Josée Lapointe, enseignante et orientrice à l’École secondaire catholique Franco-Ouest, et Cammie Thibert, enseignante à l’École Saint-Joseph d’Espanola. Crédit image: Didier Pilon

ESPANOLA – Dans les petites villes, la grève des enseignants est moins visible. Alors que des milliers d’enseignants bloquent des rues de Toronto à la circulation, ils ne sont à peine que 25 à débrayer devant les écoles d’Espanola. Mais pour une communauté francophone minoritaire, l’impact est d’autant plus important.

Environ 15 % des 5 000 habitants d’Espanola se considèrent francophones, selon le plus récent recensement. La transmission de la langue française n’est pas quelque chose à tenir pour acquis.

« On est dans une ville majoritairement anglophone », note Josée Lapointe, enseignante et orientatrice à l’École secondaire catholique Franco-Ouest. « Il faut vraiment faire valoir la culture francophone et la langue si l’on veut que les élèves maintiennent leur français. »

Les écoles, dit-elle, jouent un rôle essentiel quant à la socialisation en français des élèves.

« Il n’y a pas beaucoup d’espaces francophones à Espanola.

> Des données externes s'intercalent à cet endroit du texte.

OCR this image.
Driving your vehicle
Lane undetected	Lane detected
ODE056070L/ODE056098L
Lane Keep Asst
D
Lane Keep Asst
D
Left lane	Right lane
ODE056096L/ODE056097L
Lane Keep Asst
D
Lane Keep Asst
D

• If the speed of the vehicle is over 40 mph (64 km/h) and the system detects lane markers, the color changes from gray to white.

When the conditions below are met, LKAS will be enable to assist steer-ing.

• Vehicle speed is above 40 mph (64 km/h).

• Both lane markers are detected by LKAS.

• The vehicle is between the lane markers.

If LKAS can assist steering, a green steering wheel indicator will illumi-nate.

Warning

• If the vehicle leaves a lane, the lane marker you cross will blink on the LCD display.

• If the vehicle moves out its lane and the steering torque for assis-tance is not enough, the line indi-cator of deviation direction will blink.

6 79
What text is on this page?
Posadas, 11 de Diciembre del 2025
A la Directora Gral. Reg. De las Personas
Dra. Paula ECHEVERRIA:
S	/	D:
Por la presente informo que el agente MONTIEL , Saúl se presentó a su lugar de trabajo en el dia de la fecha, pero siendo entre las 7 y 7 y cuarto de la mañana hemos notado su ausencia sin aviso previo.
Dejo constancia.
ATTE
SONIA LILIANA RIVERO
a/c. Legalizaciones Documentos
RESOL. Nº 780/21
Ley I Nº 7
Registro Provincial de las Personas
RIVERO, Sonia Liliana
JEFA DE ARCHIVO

On est à 45 minutes de Sudbury, donc on participe aussi à leurs activités culturelles au Théâtre du Nouvel-Ontario, à Science Nord, etc. Mais ce n’est pas tout le monde qui peut s’y rendre. Les activités à l’école sont donc une partie vraiment importante de la socialisation en français de nos élèves. »

« On essaie habituellement de faire le plus de rassemblements possibles », renchérit Cammie Thibert, enseignante à l’École Saint-Joseph d’Espanola. « Par exemple, les élèves de l’école secondaire sont venus, en septembre, pour organiser une journée de jeux. »

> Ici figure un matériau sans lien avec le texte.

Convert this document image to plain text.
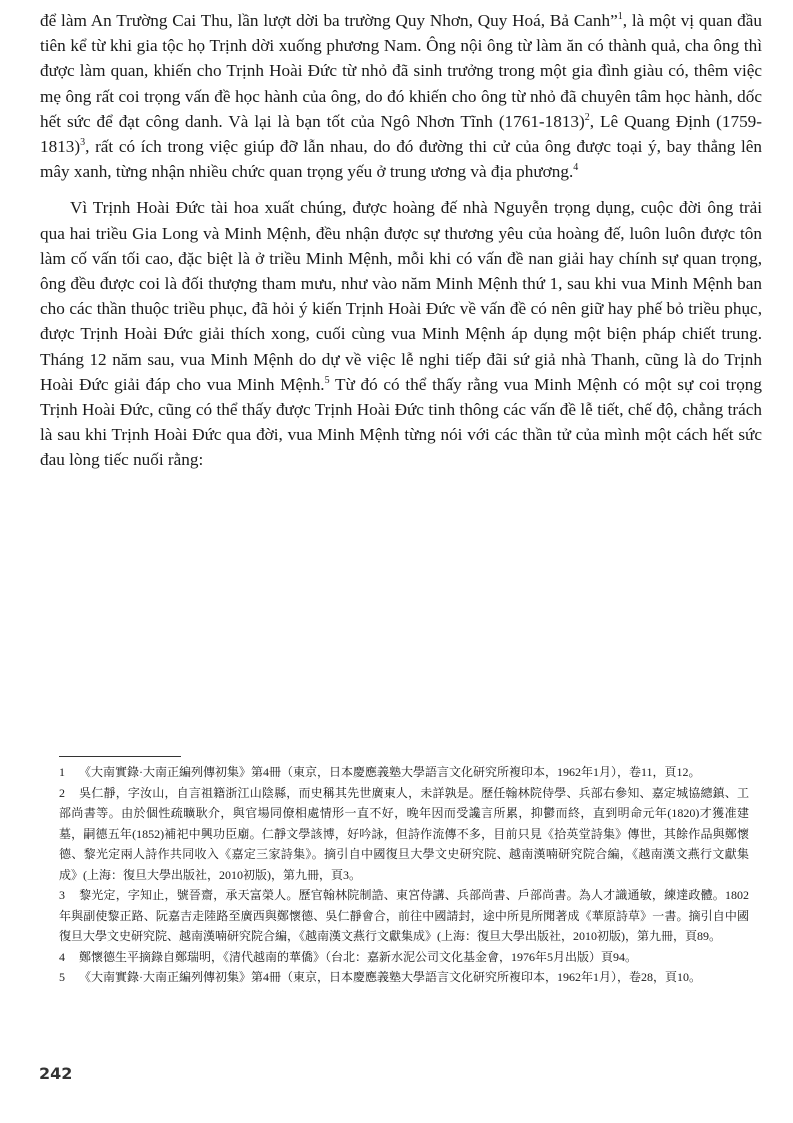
để làm An Trường Cai Thu, lần lượt dời ba trường Quy Nhơn, Quy Hoá, Bả Canh”$^1$, là một vị quan đầu tiên kể từ khi gia tộc họ Trịnh dời xuống phương Nam. Ông nội ông từ làm ăn có thành quả, cha ông thì được làm quan, khiến cho Trịnh Hoài Đức từ nhỏ đã sinh trưởng trong một gia đình giàu có, thêm việc mẹ ông rất coi trọng vấn đề học hành của ông, do đó khiến cho ông từ nhỏ đã chuyên tâm học hành, dốc hết sức để đạt công danh. Và lại là bạn tốt của Ngô Nhơn Tĩnh (1761-1813)$^2$, Lê Quang Định (1759-1813)$^3$, rất có ích trong việc giúp đỡ lẫn nhau, do đó đường thi cử của ông được toại ý, bay thẳng lên mây xanh, từng nhận nhiều chức quan trọng yếu ở trung ương và địa phương.$^4$

Vì Trịnh Hoài Đức tài hoa xuất chúng, được hoàng đế nhà Nguyễn trọng dụng, cuộc đời ông trải qua hai triều Gia Long và Minh Mệnh, đều nhận được sự thương yêu của hoàng đế, luôn luôn được tôn làm cố vấn tối cao, đặc biệt là ở triều Minh Mệnh, mỗi khi có vấn đề nan giải hay chính sự quan trọng, ông đều được coi là đối thượng tham mưu, như vào năm Minh Mệnh thứ 1, sau khi vua Minh Mệnh ban cho các thần thuộc triều phục, đã hỏi ý kiến Trịnh Hoài Đức về vấn đề có nên giữ hay phế bỏ triều phục, được Trịnh Hoài Đức giải thích xong, cuối cùng vua Minh Mệnh áp dụng một biện pháp chiết trung. Tháng 12 năm sau, vua Minh Mệnh do dự về việc lễ nghi tiếp đãi sứ giả nhà Thanh, cũng là do Trịnh Hoài Đức giải đáp cho vua Minh Mệnh.$^5$ Từ đó có thể thấy rằng vua Minh Mệnh có một sự coi trọng Trịnh Hoài Đức, cũng có thể thấy được Trịnh Hoài Đức tinh thông các vấn đề lễ tiết, chế độ, chẳng trách là sau khi Trịnh Hoài Đức qua đời, vua Minh Mệnh từng nói với các thần tử của mình một cách hết sức đau lòng tiếc nuối rằng:

1 《大南實錄·大南正編列傳初集》第4冊（東京，日本慶應義塾大學語言文化研究所複印本，1962年1月），卷11，頁12。

2 吳仁靜，字汝山，自言祖籍浙江山陰縣，而史稱其先世廣東人，未詳孰是。歷任翰林院侍學、兵部右參知、嘉定城協總鎮、工部尚書等。由於個性疏曠耿介，與官場同僚相處情形一直不好，晚年因而受讒言所累，抑鬱而終，直到明命元年(1820)才獲准建墓，嗣德五年(1852)補祀中興功臣廟。仁靜文學該博，好吟詠，但詩作流傳不多，目前只見《拾英堂詩集》傳世，其餘作品與鄭懷德、黎光定兩人詩作共同收入《嘉定三家詩集》。摘引自中國復旦大學文史研究院、越南漢喃研究院合編，《越南漢文燕行文獻集成》(上海：復旦大學出版社，2010初版)，第九冊，頁3。

3 黎光定，字知止，號晉齋，承天富榮人。歷官翰林院制誥、東宮侍講、兵部尚書、戶部尚書。為人才識通敏，練達政體。1802年與副使黎正路、阮嘉吉走陸路至廣西與鄭懷德、吳仁靜會合，前往中國請封，途中所見所聞著成《華原詩草》一書。摘引自中國復旦大學文史研究院、越南漢喃研究院合編，《越南漢文燕行文獻集成》(上海：復旦大學出版社，2010初版)，第九冊，頁89。

4 鄭懷德生平摘錄自鄭瑞明，《清代越南的華僑》（台北：嘉新水泥公司文化基金會，1976年5月出版）頁94。

5 《大南實錄·大南正編列傳初集》第4冊（東京，日本慶應義塾大學語言文化研究所複印本，1962年1月），卷28，頁10。

242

Cependant, tout au long de la grève du zèle, les membres de l’Association des enseignantes et des enseignants franco-ontariens (AEFO) ne peuvent plus organiser d’activités ou accueillir d’invités.

« Pourtant, ce sont ces activités qui marquent vraiment le parcours de nos élèves », affirme Annie Lapointe, enseignante en 2e année. « Ce sont vraiment les enfants qui souffrent dans tout ça. »

Annie Lapointe, enseignante en 2e année à l’École Saint-Joseph d’Espanola. Crédit image : Didier Pilon

Si elle souhaite toujours encourager les élèves à vivre activement leur francophonie, ses mains sont liées, dit-elle.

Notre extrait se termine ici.